Vernell Rainey, who was Shaquille's legal guardian, said homicide detectives questioned the boy, then age 16, for hours without her permission. The detectives, Nenner said, threatened to charge the boy with the murder if he did not sign a statement implicating Speakes.

"What they did to Shaquille was an absolute disgrace," Nenner said. "They orchestrated his statement based on what Pollard and Suber had said and got him to sign off on it, so he could go home."

Shaquille Rainey recanted his statement on the witness stand.

"Without the videos, we would not be able to prove the inaccuracy of what Shaq said to the homicide detectives," Nenner said. "It's the videos which made those statements lies."

Homicide Capt. James Clark declined to comment because he didn't have enough information about the case, but said he would look into the allegations.

But he did defend his department's work.

"I'm very sorry to hear it was a not-guilty verdict in the case," Clark said. "Any time we send a warrant over and it's approved by the district attorney, we think we have enough for a guilty verdict."

Prosecutor Watson-Stokes, who has not responded to requests for comment, argued at trial that the time stamps on the videos were inaccurate and that Speakes gunned down Ross before leaving the neighborhood with his grandmother and cousin.

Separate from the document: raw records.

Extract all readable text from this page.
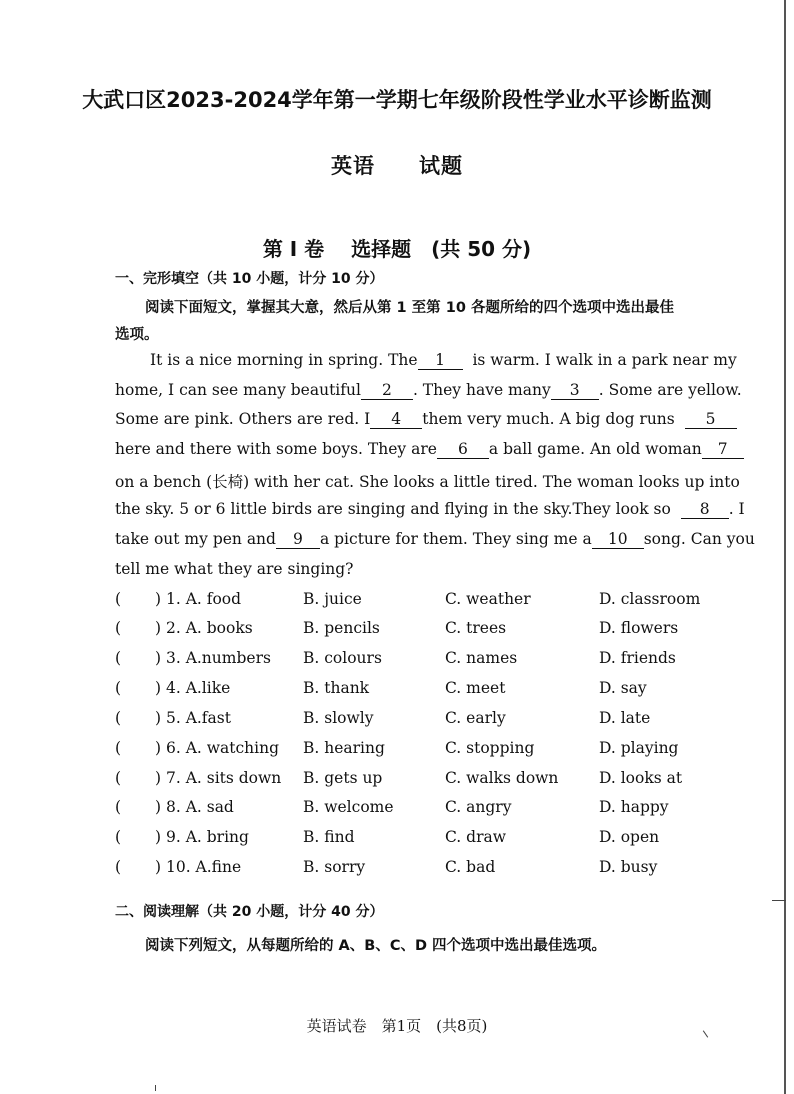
大武口区2023-2024学年第一学期七年级阶段性学业水平诊断监测
英语　　试题
第 I 卷　 选择题　(共 50 分)
一、完形填空（共 10 小题，计分 10 分）
阅读下面短文，掌握其大意，然后从第 1 至第 10 各题所给的四个选项中选出最佳
选项。
It is a nice morning in spring. The 1 is warm. I walk in a park near my
home, I can see many beautiful 2 . They have many 3 . Some are yellow.
Some are pink. Others are red. I 4 them very much. A big dog runs 5
here and there with some boys. They are 6 a ball game. An old woman 7
on a bench (长椅) with her cat. She looks a little tired. The woman looks up into
the sky. 5 or 6 little birds are singing and flying in the sky.They look so 8 . I
take out my pen and 9 a picture for them. They sing me a 10 song. Can you
tell me what they are singing?
( ) 1. A. food	B. juice	C. weather	D. classroom
( ) 2. A. books	B. pencils	C. trees	D. flowers
( ) 3. A.numbers B. colours	C. names	D. friends
( ) 4. A.like	B. thank	C. meet	D. say
( ) 5. A.fast	B. slowly	C. early	D. late
( ) 6. A. watching B. hearing	C. stopping	D. playing
( ) 7. A. sits down B. gets up	C. walks down	D. looks at
( ) 8. A. sad	B. welcome	C. angry	D. happy
( ) 9. A. bring	B. find	C. draw	D. open
( ) 10. A.fine	B. sorry	C. bad	D. busy
二、阅读理解（共 20 小题，计分 40 分）
阅读下列短文，从每题所给的 A、B、C、D 四个选项中选出最佳选项。
英语试卷　第1页　(共8页)
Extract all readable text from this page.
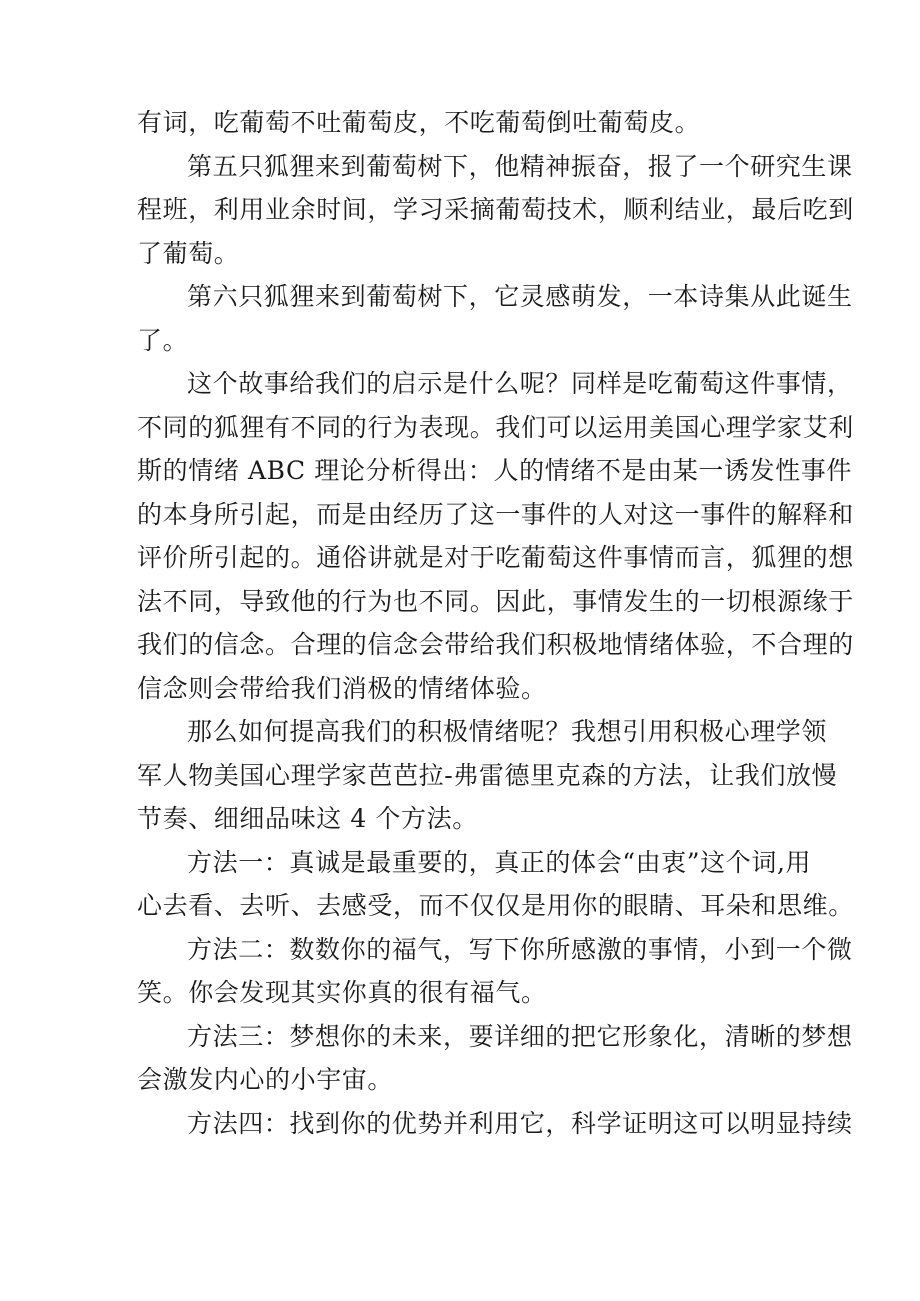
有词，吃葡萄不吐葡萄皮，不吃葡萄倒吐葡萄皮。
第五只狐狸来到葡萄树下，他精神振奋，报了一个研究生课
程班，利用业余时间，学习采摘葡萄技术，顺利结业，最后吃到
了葡萄。
第六只狐狸来到葡萄树下，它灵感萌发，一本诗集从此诞生
了。
这个故事给我们的启示是什么呢？同样是吃葡萄这件事情，
不同的狐狸有不同的行为表现。我们可以运用美国心理学家艾利
斯的情绪 ABC 理论分析得出：人的情绪不是由某一诱发性事件
的本身所引起，而是由经历了这一事件的人对这一事件的解释和
评价所引起的。通俗讲就是对于吃葡萄这件事情而言，狐狸的想
法不同，导致他的行为也不同。因此，事情发生的一切根源缘于
我们的信念。合理的信念会带给我们积极地情绪体验，不合理的
信念则会带给我们消极的情绪体验。
那么如何提高我们的积极情绪呢？我想引用积极心理学领
军人物美国心理学家芭芭拉-弗雷德里克森的方法，让我们放慢
节奏、细细品味这 4 个方法。
方法一：真诚是最重要的，真正的体会“由衷”这个词,用
心去看、去听、去感受，而不仅仅是用你的眼睛、耳朵和思维。
方法二：数数你的福气，写下你所感激的事情，小到一个微
笑。你会发现其实你真的很有福气。
方法三：梦想你的未来，要详细的把它形象化，清晰的梦想
会激发内心的小宇宙。
方法四：找到你的优势并利用它，科学证明这可以明显持续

As for his future, Speakes said he wants to go to college to study finance. He said he feels bad about Ross' slaying but does not know who killed him.

Among the unsubstantiated rumors that have surfaced, Nenner said, is that the killing is related to the drug trade in the community. Ross, Pollard and Suber each have multiple arrests for drug dealing. Pollard was arrested again the night of the slaying after police found 28 packets of marijuana in his pockets.

"Justice prevailed!" Vernell Rainey said. "The truth will set you free. And that's what it did - it set my grandson free."

Of the law-enforcement officials who kept him locked up for more than two years, Speakes said: "They got to get on their job. That's all I can say. They should be looking for that man."